Quelle que soit l’ampleur des changements et quelle que soit l’intensité des contraintes architecturales et fonctionnelles internes, la multitude de facteurs intriqués en jeu est telle qu’il est impossible, sur le plan théorique, de donner une priorité absolue aux forces stabilisatrices. En d’autres termes, le milieu, lui-même imprévisible sur le long terme, rend, via la sélection naturelle, le devenir d’une espèce imprévisible et rend du même coup caduque toute notion de « destinée ».
Rien n’est écrit dans le marbre et l’on a coutume de dire, après S.J. Gould (1941-2002), que si nous revenions à un point antérieur quelconque du film de la vie, la probabilité pour que la série d’événements se déroulant sous nos yeux à partir de ce point soit exactement la même est infiniment faible. La notion même de destinée est incompatible avec tout processus historique, processus évolutif compris.

C’est l’une des difficultés psychologiques les plus difficiles à surmonter lorsque l’on tente de faire comprendre le processus évolutif à un public qui confond encore le discours sur les faits naturels et le discours sur les valeurs. En effet, tandis que l’absence de « but » et de « destinée » dans l’explication scientifique d’un phénomène naturel ne relève que de l’amoralité de la démarche scientifique et de sa neutralité métaphysique, le discours scientifique injustement transposé comme discours moral et/ou métaphysique rend pour nos semblables ces absences de but et de destinée désespérantes, intolérables, immorales.

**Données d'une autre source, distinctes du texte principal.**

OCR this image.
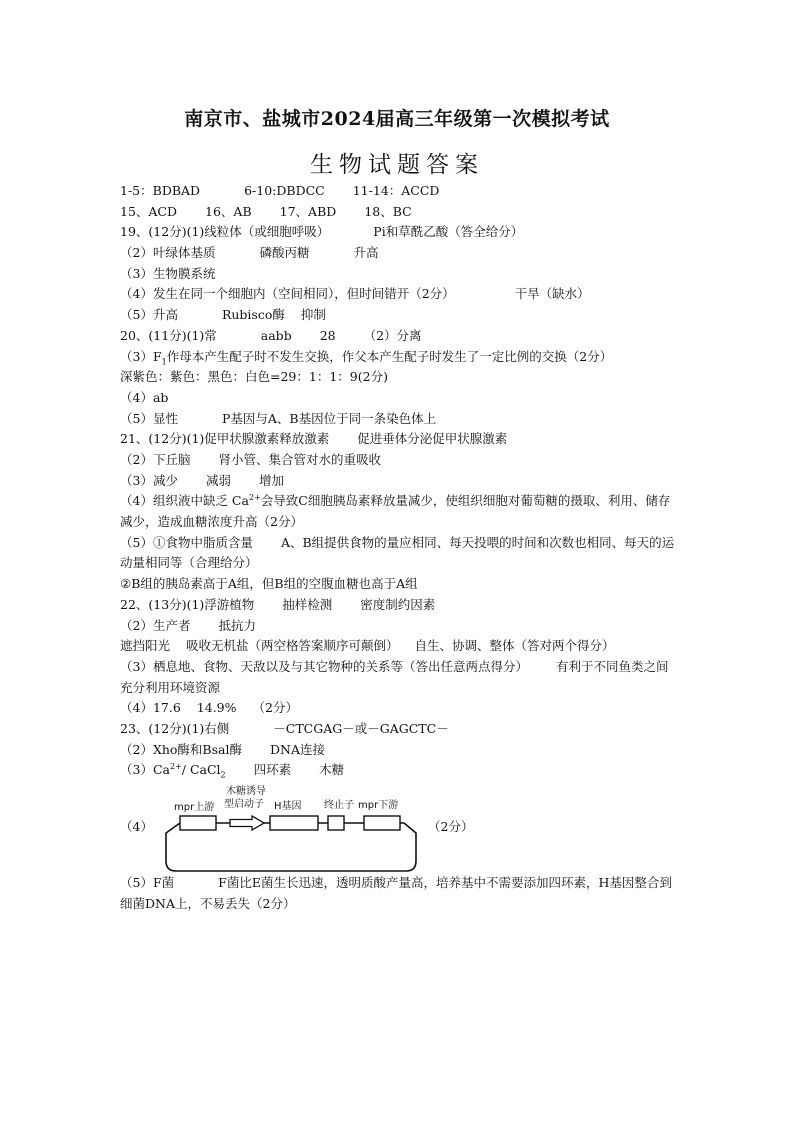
南京市、盐城市2024届高三年级第一次模拟考试
生物试题答案
1-5：BDBAD	6-10:DBDCC 11-14：ACCD
15、ACD 16、AB 17、ABD 18、BC
19、(12分)(1)线粒体（或细胞呼吸）	Pi和草酰乙酸（答全给分）
（2）叶绿体基质	磷酸丙糖	升高
（3）生物膜系统
（4）发生在同一个细胞内（空间相同），但时间错开（2分）	干旱（缺水）
（5）升高	Rubisco酶 抑制
20、(11分)(1)常	aabb 28 （2）分离
$(3)F_1$作母本产生配子时不发生交换，作父本产生配子时发生了一定比例的交换（2分）
深紫色：紫色：黑色：白色=29：1：1：9(2分)
（4）ab
（5）显性	P基因与A、B基因位于同一条染色体上
21、(12分)(1)促甲状腺激素释放激素 促进垂体分泌促甲状腺激素
（2）下丘脑 肾小管、集合管对水的重吸收
（3）减少 减弱 增加
（4）组织液中缺乏 $Ca^{2+}$会导致C细胞胰岛素释放量减少，使组织细胞对葡萄糖的摄取、利用、储存减少，造成血糖浓度升高（2分）
（5）①食物中脂质含量 A、B组提供食物的量应相同、每天投喂的时间和次数也相同、每天的运动量相同等（合理给分）
②B组的胰岛素高于A组，但B组的空腹血糖也高于A组
22、(13分)(1)浮游植物 抽样检测 密度制约因素
（2）生产者 抵抗力
遮挡阳光 吸收无机盐（两空格答案顺序可颠倒） 自生、协调、整体（答对两个得分）
（3）栖息地、食物、天敌以及与其它物种的关系等（答出任意两点得分） 有利于不同鱼类之间充分利用环境资源
（4）17.6 14.9% （2分）
23、(12分)(1)右侧	－CTCGAG－或－GAGCTC－
（2）Xho酶和Bsal酶 DNA连接
$(3)Ca^{2+}/$ CaCl$_2$ 四环素 木糖
（4）	（2分）
mpr上游
木糖诱导
型启动子 H基因 终止子 mpr下游
（5）F菌	F菌比E菌生长迅速，透明质酸产量高，培养基中不需要添加四环素，H基因整合到细菌DNA上，不易丢失（2分）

Bien entendu, ce n’est pas la théorie de l’évolution qu’il faut récuser dans ce cas mais
la confusion entre le discours scientifique sur les faits, méthodologiquement défini et limité, et le discours sur les valeurs qui relève de processus d’élaboration très différents. Il faut expliquer alors qu’il ne faut pas projeter nos réflexes psychologiques (buts, actions intentionnées) et nos espoirs (destinée) dans une explication scientifique de l’origine des espèces. La théorie de l’évolution n’incorpore ni transcendance, ni but, ni destinée, n’a pas à donner de « sens » à notre vie, ne défend ni ne préconise aucune valeur, aucune morale : ce n’est simplement pas le rôle d’une théorie scientifique...

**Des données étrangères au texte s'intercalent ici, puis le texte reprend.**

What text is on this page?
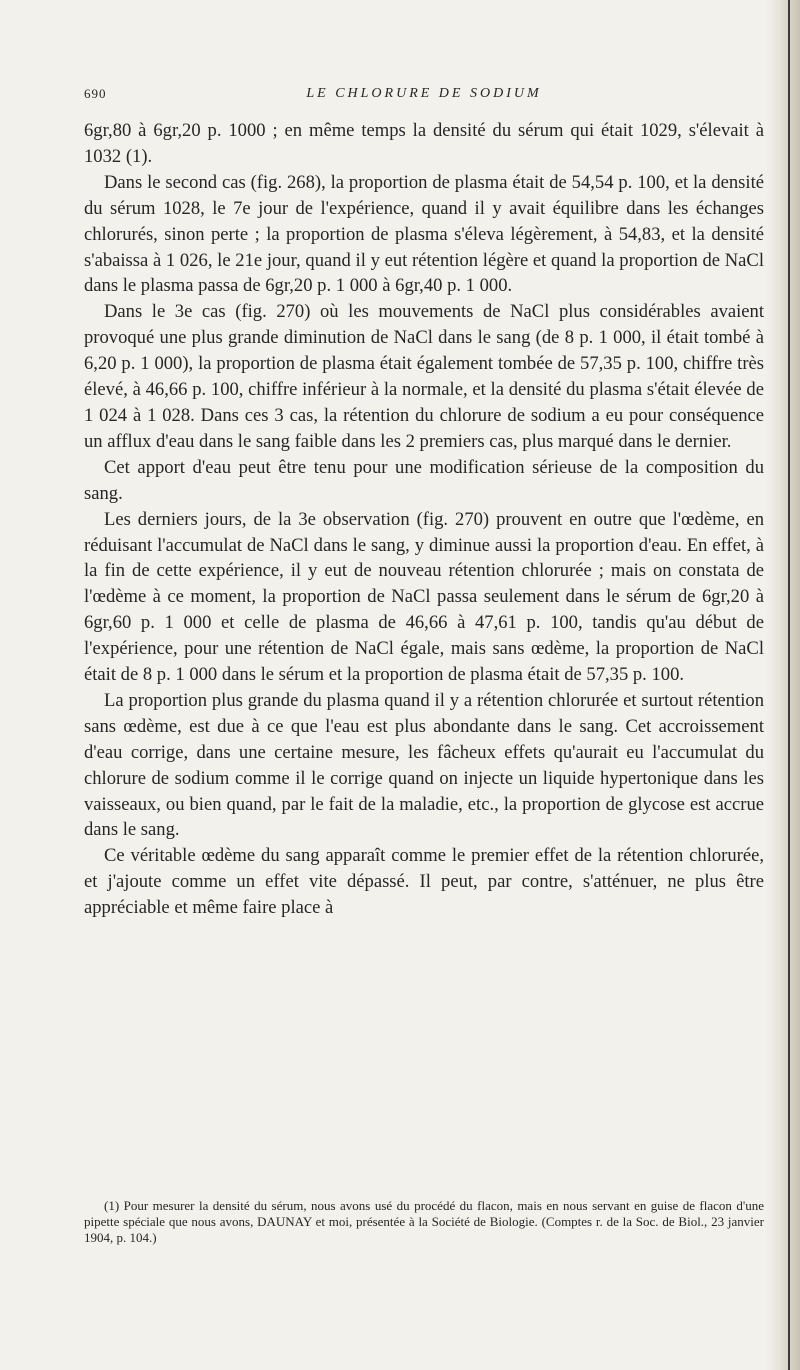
690	LE CHLORURE DE SODIUM

6gr,80 à 6gr,20 p. 1000 ; en même temps la densité du sérum qui était 1029, s'élevait à 1032 (1).

Dans le second cas (fig. 268), la proportion de plasma était de 54,54 p. 100, et la densité du sérum 1028, le 7e jour de l'expérience, quand il y avait équilibre dans les échanges chlorurés, sinon perte ; la proportion de plasma s'éleva légèrement, à 54,83, et la densité s'abaissa à 1 026, le 21e jour, quand il y eut rétention légère et quand la proportion de NaCl dans le plasma passa de 6gr,20 p. 1 000 à 6gr,40 p. 1 000.

Dans le 3e cas (fig. 270) où les mouvements de NaCl plus considérables avaient provoqué une plus grande diminution de NaCl dans le sang (de 8 p. 1 000, il était tombé à 6,20 p. 1 000), la proportion de plasma était également tombée de 57,35 p. 100, chiffre très élevé, à 46,66 p. 100, chiffre inférieur à la normale, et la densité du plasma s'était élevée de 1 024 à 1 028. Dans ces 3 cas, la rétention du chlorure de sodium a eu pour conséquence un afflux d'eau dans le sang faible dans les 2 premiers cas, plus marqué dans le dernier.

Cet apport d'eau peut être tenu pour une modification sérieuse de la composition du sang.

Les derniers jours, de la 3e observation (fig. 270) prouvent en outre que l'œdème, en réduisant l'accumulat de NaCl dans le sang, y diminue aussi la proportion d'eau. En effet, à la fin de cette expérience, il y eut de nouveau rétention chlorurée ; mais on constata de l'œdème à ce moment, la proportion de NaCl passa seulement dans le sérum de 6gr,20 à 6gr,60 p. 1 000 et celle de plasma de 46,66 à 47,61 p. 100, tandis qu'au début de l'expérience, pour une rétention de NaCl égale, mais sans œdème, la proportion de NaCl était de 8 p. 1 000 dans le sérum et la proportion de plasma était de 57,35 p. 100.

La proportion plus grande du plasma quand il y a rétention chlorurée et surtout rétention sans œdème, est due à ce que l'eau est plus abondante dans le sang. Cet accroissement d'eau corrige, dans une certaine mesure, les fâcheux effets qu'aurait eu l'accumulat du chlorure de sodium comme il le corrige quand on injecte un liquide hypertonique dans les vaisseaux, ou bien quand, par le fait de la maladie, etc., la proportion de glycose est accrue dans le sang.

Ce véritable œdème du sang apparaît comme le premier effet de la rétention chlorurée, et j'ajoute comme un effet vite dépassé. Il peut, par contre, s'atténuer, ne plus être appréciable et même faire place à

(1) Pour mesurer la densité du sérum, nous avons usé du procédé du flacon, mais en nous servant en guise de flacon d'une pipette spéciale que nous avons, DAUNAY et moi, présentée à la Société de Biologie. (Comptes r. de la Soc. de Biol., 23 janvier 1904, p. 104.)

____La volonté politique la plus manifeste est représentée par le mouvement américain de l’Intelligent Design. Suite aux revers juridiques des créationnistes « scientifiques » de la seconde moitié des années 1980, ceux-ci doivent à nouveau changer de stratégie. Dès le début des années 1990, P. Johnson, juriste, élabore la notion d’« Intelligent Design » (ID) à partir de la vieille analogie du théologien anglican William Paley et la présente comme théorie scientifique. La stratégie consiste à utiliser l’étiquette « science » pour atteindre des objectifs politiques et spirituels, objectifs clairement énoncés dans leur « Wedge Document » ... L’un de ces objectifs principaux est de faire passer une conception théologique pour de la science afin que celle-ci soit enseignée dans les écoles. Selon le « Discovery Institute » qui structure le mouvement, « la théorie du dessein intelligent affirme que certaines caractéristiques de l’univers et des êtres vivants sont expliquées au mieux par une cause intelligente, et non par un processus non dirigé telle la sélection naturelle ».

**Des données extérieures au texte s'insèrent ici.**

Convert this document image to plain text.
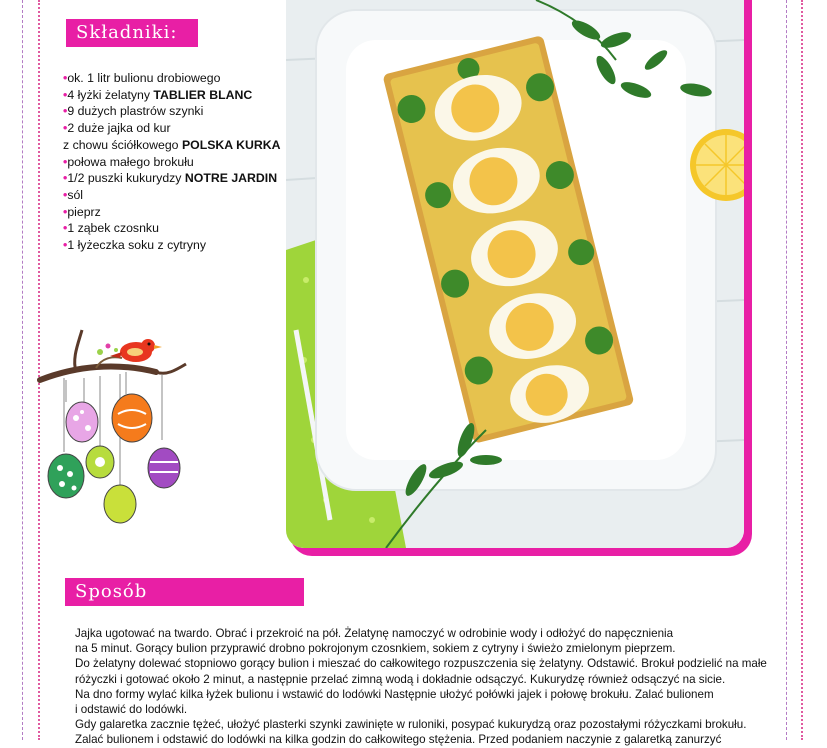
Składniki:
•ok. 1 litr bulionu drobiowego
•4 łyżki żelatyny TABLIER BLANC
•9 dużych plastrów szynki
•2 duże jajka od kur
z chowu ściółkowego POLSKA KURKA
•połowa małego brokułu
•1/2 puszki kukurydzy NOTRE JARDIN
•sól
•pieprz
•1 ząbek czosnku
•1 łyżeczka soku z cytryny
Sposób przygotowania:
Jajka ugotować na twardo. Obrać i przekroić na pół. Żelatynę namoczyć w odrobinie wody i odłożyć do napęcznienia
na 5 minut. Gorący bulion przyprawić drobno pokrojonym czosnkiem, sokiem z cytryny i świeżo zmielonym pieprzem.
Do żelatyny dolewać stopniowo gorący bulion i mieszać do całkowitego rozpuszczenia się żelatyny. Odstawić. Brokuł podzielić na małe
różyczki i gotować około 2 minut, a następnie przelać zimną wodą i dokładnie odsączyć. Kukurydzę również odsączyć na sicie.
Na dno formy wylać kilka łyżek bulionu i wstawić do lodówki Następnie ułożyć połówki jajek i połowę brokułu. Zalać bulionem
i odstawić do lodówki.
Gdy galaretka zacznie tężeć, ułożyć plasterki szynki zawinięte w ruloniki, posypać kukurydzą oraz pozostałymi różyczkami brokułu.
Zalać bulionem i odstawić do lodówki na kilka godzin do całkowitego stężenia. Przed podaniem naczynie z galaretką zanurzyć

Le mouvement du « dessein intelligent » s’emploie donc à critiquer tout ce qui peut l’être dans la théorie darwinienne de l’évolution, et surtout ses ennemis de toujours : le matérialisme méthodologique inhérent à une approche seulement scientifique des origines du monde naturel, et le rôle de la contingence des facteurs de transformation des espèces au cours du temps. Pour tout schéma argumentatif, il ne s’agit que de la répétition, sous une forme retravaillée, de l’analogie finaliste du théologien anglican William Paley (1743-1805). Arguant que tout objet/artefact est intentionnellement façonné pour remplir une fonction, Paley et ses imitateurs d’aujourd’hui transposent ce principe dans la nature pour faire intervenir une intelligence conceptrice à l’origine de l’adéquation entre formes et fonctions naturelles et donc une intelligence à l’origine des êtres vivants. C’est la vieille analogie de la montre. Dans une montre, l’adéquation « parfaite » de la forme de chacune des pièces à la fonction qu’elle remplit et son agencement harmonieux avec les autres pièces remportent l’admiration et appellent à supposer que l’ensemble provient de la volonté d’un horloger présumé.
Dans la nature, le rayon de courbure du cristallin est tel que les rayons lumineux se focalisent précisément en un point de la rétine ; et la merveilleuse adéquation entre forme et fonction ne peut être, dans ce raisonnement analogique, plus efficacement expliquée que par l’hypothèse d’une intelligence conceptrice dès son origine. Les promoteurs modernes du dessein intelligent pensent que la science rénovée, incorporant les causes surnaturelles, doit chercher et dicter ce qui constituera une « éthique naturelle », une « morale naturelle », et que cette science-là sera en mesure de découvrir quels comportements transgressent les buts sous-jacents au dessein intelligent à l’origine de l’espèce humaine.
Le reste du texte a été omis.